Rabithah merupakan pergerakan yang menghadirkan guru dalam ingatan sebagai salah satu metode yang dilalui oleh para pengikut tarekat untuk mempraktikkan suluk (meniti jalan spiritual menuju Allah SWT). hlm. 4
Pada saat sedang bergejolaknya pertentangan antara kaum muda dan kaum tua. Maka, lahirlah sosok Hamka yang sedari kanak-kanak sudah terbiasa dengan perdebatan-perdebatan yang cukup sengit perihal keagamaan. Dimasa kanak-kanak sendiri sosok Hamka banyak menghabiskan waktunya di surau maninjau untuk mengenyam pendidikan.
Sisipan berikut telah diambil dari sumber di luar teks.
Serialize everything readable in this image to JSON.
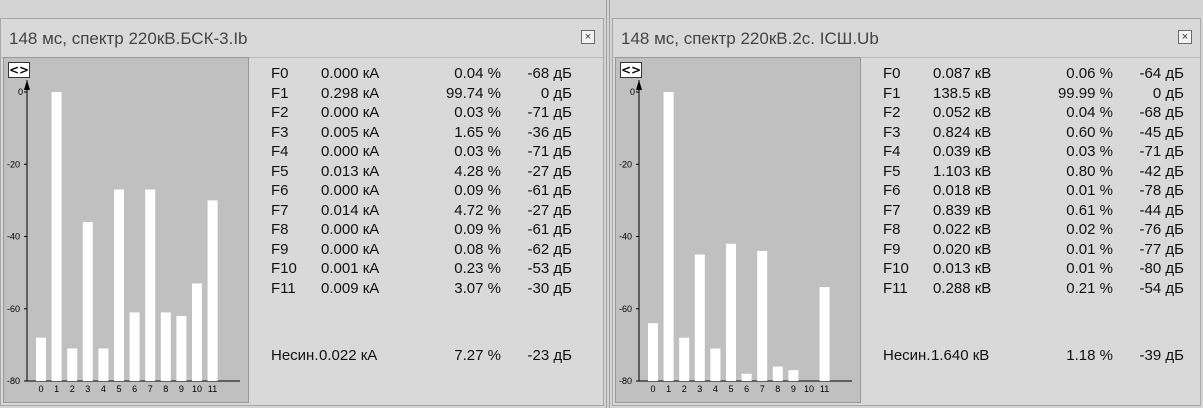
{
  "panels": [
    {
      "title": "148 мс, спектр 220кВ.БСК-3.Ib",
      "close_icon": "close-icon",
      "toggle_label": "<>",
      "y_ticks": [
        "0",
        "-20",
        "-40",
        "-60",
        "-80"
      ],
      "x_ticks": [
        "0",
        "1",
        "2",
        "3",
        "4",
        "5",
        "6",
        "7",
        "8",
        "9",
        "10",
        "11"
      ],
      "rows": [
        {
          "name": "F0",
          "value": "0.000 кА",
          "pct": "0.04 %",
          "db": "-68 дБ"
        },
        {
          "name": "F1",
          "value": "0.298 кА",
          "pct": "99.74 %",
          "db": "0 дБ"
        },
        {
          "name": "F2",
          "value": "0.000 кА",
          "pct": "0.03 %",
          "db": "-71 дБ"
        },
        {
          "name": "F3",
          "value": "0.005 кА",
          "pct": "1.65 %",
          "db": "-36 дБ"
        },
        {
          "name": "F4",
          "value": "0.000 кА",
          "pct": "0.03 %",
          "db": "-71 дБ"
        },
        {
          "name": "F5",
          "value": "0.013 кА",
          "pct": "4.28 %",
          "db": "-27 дБ"
        },
        {
          "name": "F6",
          "value": "0.000 кА",
          "pct": "0.09 %",
          "db": "-61 дБ"
        },
        {
          "name": "F7",
          "value": "0.014 кА",
          "pct": "4.72 %",
          "db": "-27 дБ"
        },
        {
          "name": "F8",
          "value": "0.000 кА",
          "pct": "0.09 %",
          "db": "-61 дБ"
        },
        {
          "name": "F9",
          "value": "0.000 кА",
          "pct": "0.08 %",
          "db": "-62 дБ"
        },
        {
          "name": "F10",
          "value": "0.001 кА",
          "pct": "0.23 %",
          "db": "-53 дБ"
        },
        {
          "name": "F11",
          "value": "0.009 кА",
          "pct": "3.07 %",
          "db": "-30 дБ"
        }
      ],
      "unbalance": {
        "name": "Несин.",
        "value": "0.022 кА",
        "pct": "7.27 %",
        "db": "-23 дБ"
      }
    },
    {
      "title": "148 мс, спектр 220кВ.2с. ICШ.Ub",
      "close_icon": "close-icon",
      "toggle_label": "<>",
      "y_ticks": [
        "0",
        "-20",
        "-40",
        "-60",
        "-80"
      ],
      "x_ticks": [
        "0",
        "1",
        "2",
        "3",
        "4",
        "5",
        "6",
        "7",
        "8",
        "9",
        "10",
        "11"
      ],
      "rows": [
        {
          "name": "F0",
          "value": "0.087 кВ",
          "pct": "0.06 %",
          "db": "-64 дБ"
        },
        {
          "name": "F1",
          "value": "138.5 кВ",
          "pct": "99.99 %",
          "db": "0 дБ"
        },
        {
          "name": "F2",
          "value": "0.052 кВ",
          "pct": "0.04 %",
          "db": "-68 дБ"
        },
        {
          "name": "F3",
          "value": "0.824 кВ",
          "pct": "0.60 %",
          "db": "-45 дБ"
        },
        {
          "name": "F4",
          "value": "0.039 кВ",
          "pct": "0.03 %",
          "db": "-71 дБ"
        },
        {
          "name": "F5",
          "value": "1.103 кВ",
          "pct": "0.80 %",
          "db": "-42 дБ"
        },
        {
          "name": "F6",
          "value": "0.018 кВ",
          "pct": "0.01 %",
          "db": "-78 дБ"
        },
        {
          "name": "F7",
          "value": "0.839 кВ",
          "pct": "0.61 %",
          "db": "-44 дБ"
        },
        {
          "name": "F8",
          "value": "0.022 кВ",
          "pct": "0.02 %",
          "db": "-76 дБ"
        },
        {
          "name": "F9",
          "value": "0.020 кВ",
          "pct": "0.01 %",
          "db": "-77 дБ"
        },
        {
          "name": "F10",
          "value": "0.013 кВ",
          "pct": "0.01 %",
          "db": "-80 дБ"
        },
        {
          "name": "F11",
          "value": "0.288 кВ",
          "pct": "0.21 %",
          "db": "-54 дБ"
        }
      ],
      "unbalance": {
        "name": "Несин.",
        "value": "1.640 кВ",
        "pct": "1.18 %",
        "db": "-39 дБ"
      }
    }
  ],
  "chart_data": [
    {
      "type": "bar",
      "categories": [
        "0",
        "1",
        "2",
        "3",
        "4",
        "5",
        "6",
        "7",
        "8",
        "9",
        "10",
        "11"
      ],
      "values": [
        -68,
        0,
        -71,
        -36,
        -71,
        -27,
        -61,
        -27,
        -61,
        -62,
        -53,
        -30
      ],
      "ylim": [
        -80,
        0
      ],
      "bar_color": "#ffffff",
      "background_color": "#c0c0c0"
    },
    {
      "type": "bar",
      "categories": [
        "0",
        "1",
        "2",
        "3",
        "4",
        "5",
        "6",
        "7",
        "8",
        "9",
        "10",
        "11"
      ],
      "values": [
        -64,
        0,
        -68,
        -45,
        -71,
        -42,
        -78,
        -44,
        -76,
        -77,
        -80,
        -54
      ],
      "ylim": [
        -80,
        0
      ],
      "bar_color": "#ffffff",
      "background_color": "#c0c0c0"
    }
  ]
}
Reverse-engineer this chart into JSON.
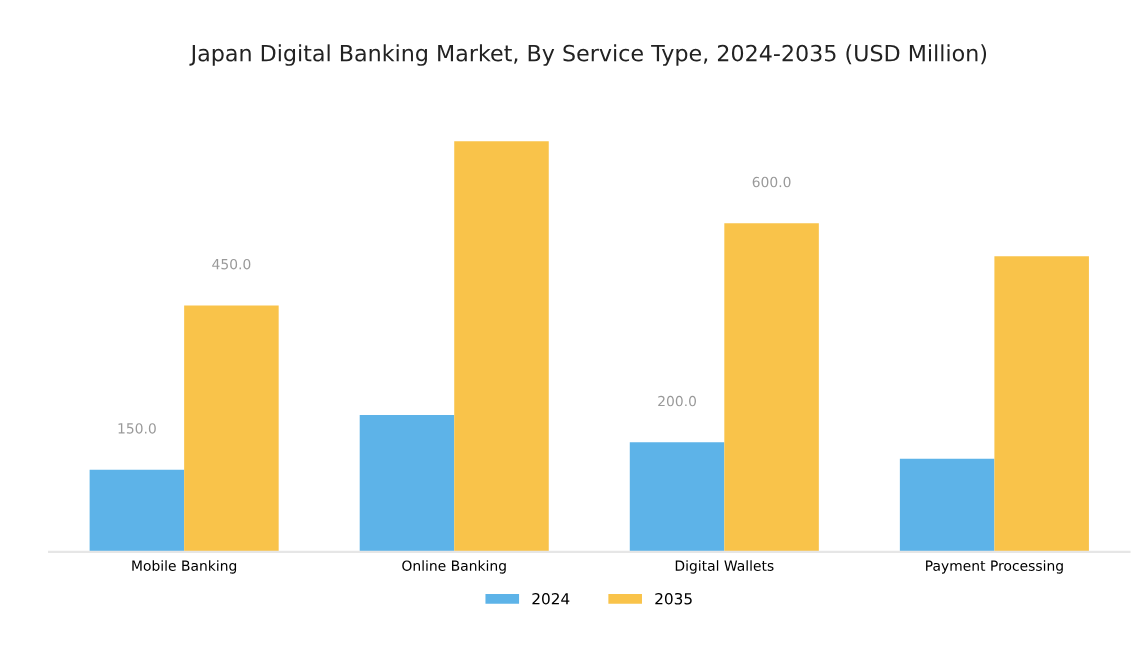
{
  "chart_data": {
    "type": "bar",
    "title": "Japan Digital Banking Market, By Service Type, 2024-2035 (USD Million)",
    "categories": [
      "Mobile Banking",
      "Online Banking",
      "Digital Wallets",
      "Payment Processing"
    ],
    "series": [
      {
        "name": "2024",
        "color": "#5db3e8",
        "values": [
          150,
          250,
          200,
          170
        ],
        "value_labels": [
          "150.0",
          null,
          "200.0",
          null
        ]
      },
      {
        "name": "2035",
        "color": "#f9c34a",
        "values": [
          450,
          750,
          600,
          540
        ],
        "value_labels": [
          "450.0",
          null,
          "600.0",
          null
        ]
      }
    ],
    "legend": "bottom",
    "grid": false
  }
}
Hamka menjadikan Surau sebagai sarana bagi dirinya perihal pembentukan karakter serta budi pekerti. Selain itu dari Surau juga sosok Hamka belajar berpidato. Terbukti pengejawantahan tersebut dengan lahirnya buku pertama Hamka berjudul Khatibul Ummah yang berisi materi-materi khutbah dari teman-temanya sendiri yang dicatat serta dibukukan menjadi sebuah buku. Potensi Hamka dalam dunia literasi sudah nampak sedari kanak-kanak sehingga menginjak beranjak dewasa hingga wafat pada usia 73 tahun segudang buku-buku telah lahir, hal tersebut tidak terlepas dari pengalaman pertamanya tersebut. h. 4
Pada tahun 1916 seorang ulama bernama Zainuddin Labay El Yunusy mendirikan lembaga pendidikan agama Diniyah School. Buku-buku yang dipelajari mengajarkan tentang Bahasa Arab serta mengadopsi dari buku-buku sekolah rendah yang berada di Mesir. Pagi hari Hamka kanak-kanak belajar di sekolah desa. Kemudian sore harinya beliau belajar di Diniyah School.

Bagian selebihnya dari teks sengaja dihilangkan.